A l'origine, la mesure devait permettre aux gendarmes et policiers de fouiller les données physiques et numériques enregistrées par un véhicule après un accident. Mais la rédaction du texte pourrait permettre de verbaliser des infractions antérieures, sans lien avec une infraction qui vient d'être constatée. 

Pas de contrôle d'un juge

Accélération, freinage, changement de vitesse, le GPS et les données de l'ordinateur de bord pourraient être utilisés contre les automobilistes, d'après Rémi Josseaume, avocat spécialiste du droit routier.

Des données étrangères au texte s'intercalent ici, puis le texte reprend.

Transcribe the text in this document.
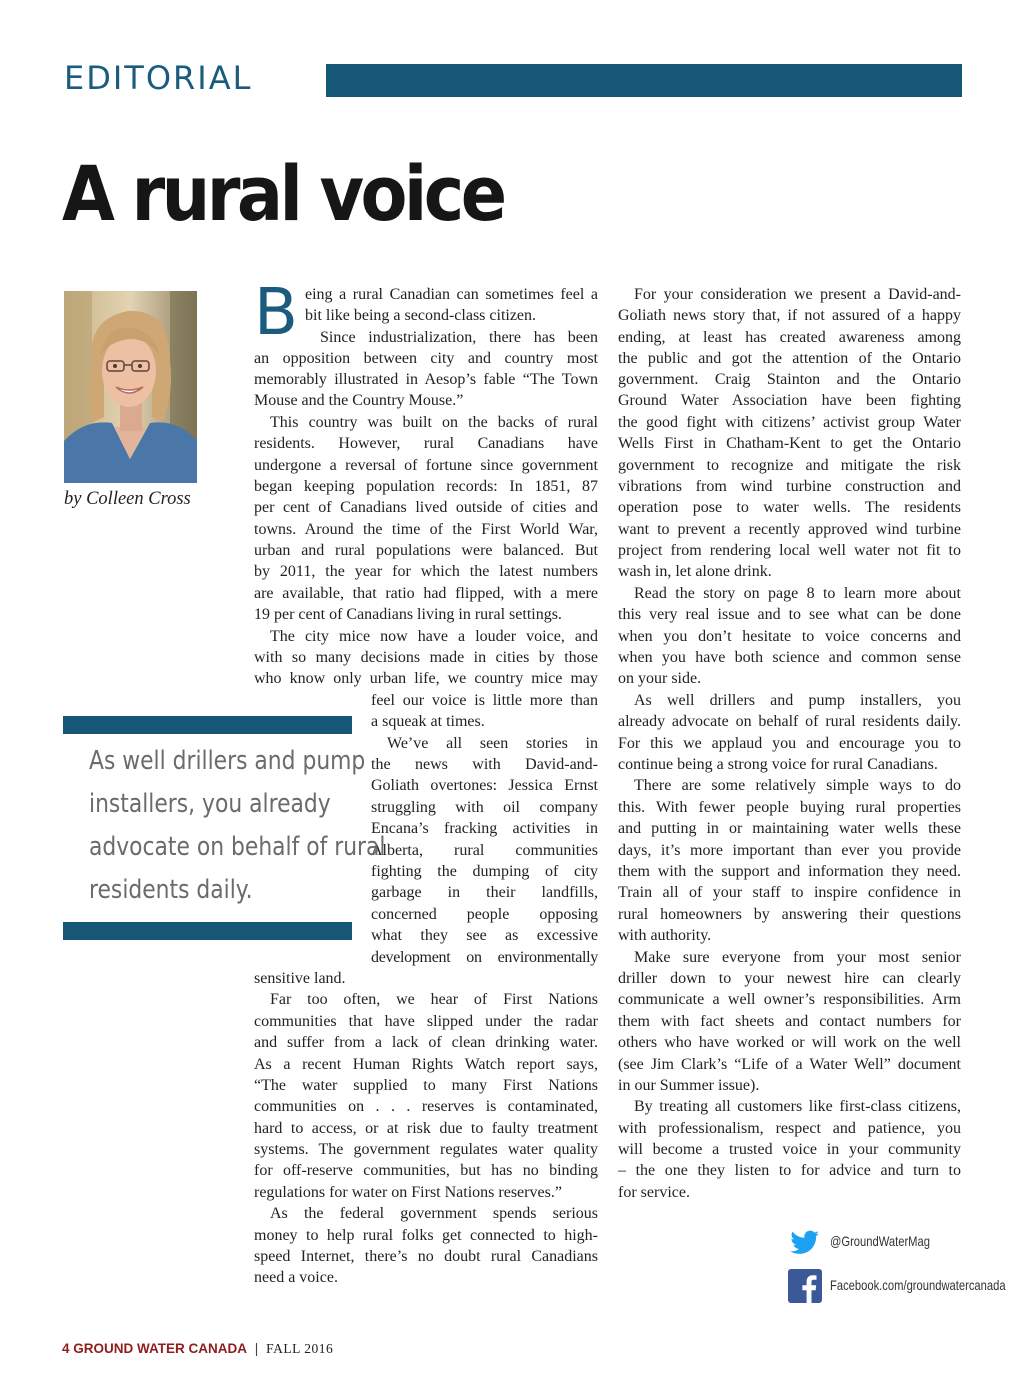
EDITORIAL
A rural voice
by Colleen Cross
B eing a rural Canadian can sometimes feel a
bit like being a second-class citizen.
Since industrialization, there has been
an opposition between city and country most
memorably illustrated in Aesop’s fable “The Town
Mouse and the Country Mouse.”
This country was built on the backs of rural
residents. However, rural Canadians have
undergone a reversal of fortune since government
began keeping population records: In 1851, 87
per cent of Canadians lived outside of cities and
towns. Around the time of the First World War,
urban and rural populations were balanced. But
by 2011, the year for which the latest numbers
are available, that ratio had flipped, with a mere
19 per cent of Canadians living in rural settings.
The city mice now have a louder voice, and
with so many decisions made in cities by those
who know only urban life, we country mice may
feel our voice is little more than
a squeak at times.
We’ve all seen stories in
the news with David-and-
Goliath overtones: Jessica Ernst
struggling with oil company
Encana’s fracking activities in
Alberta, rural communities
fighting the dumping of city
garbage in their landfills,
concerned people opposing
what they see as excessive
development on environmentally
sensitive land.
Far too often, we hear of First Nations
communities that have slipped under the radar
and suffer from a lack of clean drinking water.
As a recent Human Rights Watch report says,
“The water supplied to many First Nations
communities on . . . reserves is contaminated,
hard to access, or at risk due to faulty treatment
systems. The government regulates water quality
for off-reserve communities, but has no binding
regulations for water on First Nations reserves.”
As the federal government spends serious
money to help rural folks get connected to high-
speed Internet, there’s no doubt rural Canadians
need a voice.
As well drillers and pump
installers, you already
advocate on behalf of rural
residents daily.
For your consideration we present a David-and-
Goliath news story that, if not assured of a happy
ending, at least has created awareness among
the public and got the attention of the Ontario
government. Craig Stainton and the Ontario
Ground Water Association have been fighting
the good fight with citizens’ activist group Water
Wells First in Chatham-Kent to get the Ontario
government to recognize and mitigate the risk
vibrations from wind turbine construction and
operation pose to water wells. The residents
want to prevent a recently approved wind turbine
project from rendering local well water not fit to
wash in, let alone drink.
Read the story on page 8 to learn more about
this very real issue and to see what can be done
when you don’t hesitate to voice concerns and
when you have both science and common sense
on your side.
As well drillers and pump installers, you
already advocate on behalf of rural residents daily.
For this we applaud you and encourage you to
continue being a strong voice for rural Canadians.
There are some relatively simple ways to do
this. With fewer people buying rural properties
and putting in or maintaining water wells these
days, it’s more important than ever you provide
them with the support and information they need.
Train all of your staff to inspire confidence in
rural homeowners by answering their questions
with authority.
Make sure everyone from your most senior
driller down to your newest hire can clearly
communicate a well owner’s responsibilities. Arm
them with fact sheets and contact numbers for
others who have worked or will work on the well
(see Jim Clark’s “Life of a Water Well” document
in our Summer issue).
By treating all customers like first-class citizens,
with professionalism, respect and patience, you
will become a trusted voice in your community
– the one they listen to for advice and turn to
for service.
@GroundWaterMag
Facebook.com/groundwatercanada
4 GROUND WATER CANADA | FALL 2016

"Ce texte tel qu'il est rédigé autorise l'ensemble des forces de police à accéder aux informations et données physiques et numériques qui sont embarquées au sein d'un véhicule afin de vérifier le respect du code de la route. C'est très clairement "big brother" avec toutes les conséquences que ça peut avoir et notamment un usage répressif", juge l'avocat.

En l'état, le texte ne donne précise pas de limite d'accès à ces données aux forces de l'ordre. Jean-Baptiste Iosca, avocat spécialisé dénonce aussi ce manque d'encadrement et réclame l'intervention d'un juge.

"Je crois qu'il faut vraiment qu'un procureur de la République, antérieurement à la mise en place de cette mesure se penche sur la question, donne son aval et son autorisation. On ne peut pas imaginer que des policiers le fasse sans autorisation préalable", estime-t-il.

Les informations obtenues grâce à l'ordinateur de bord pourraient également intéresser les assureurs pour établir le profil des assurés et surtaxer les conducteurs jugés dangereux. L'amendement doit encore être adopté en commission mixte paritaire.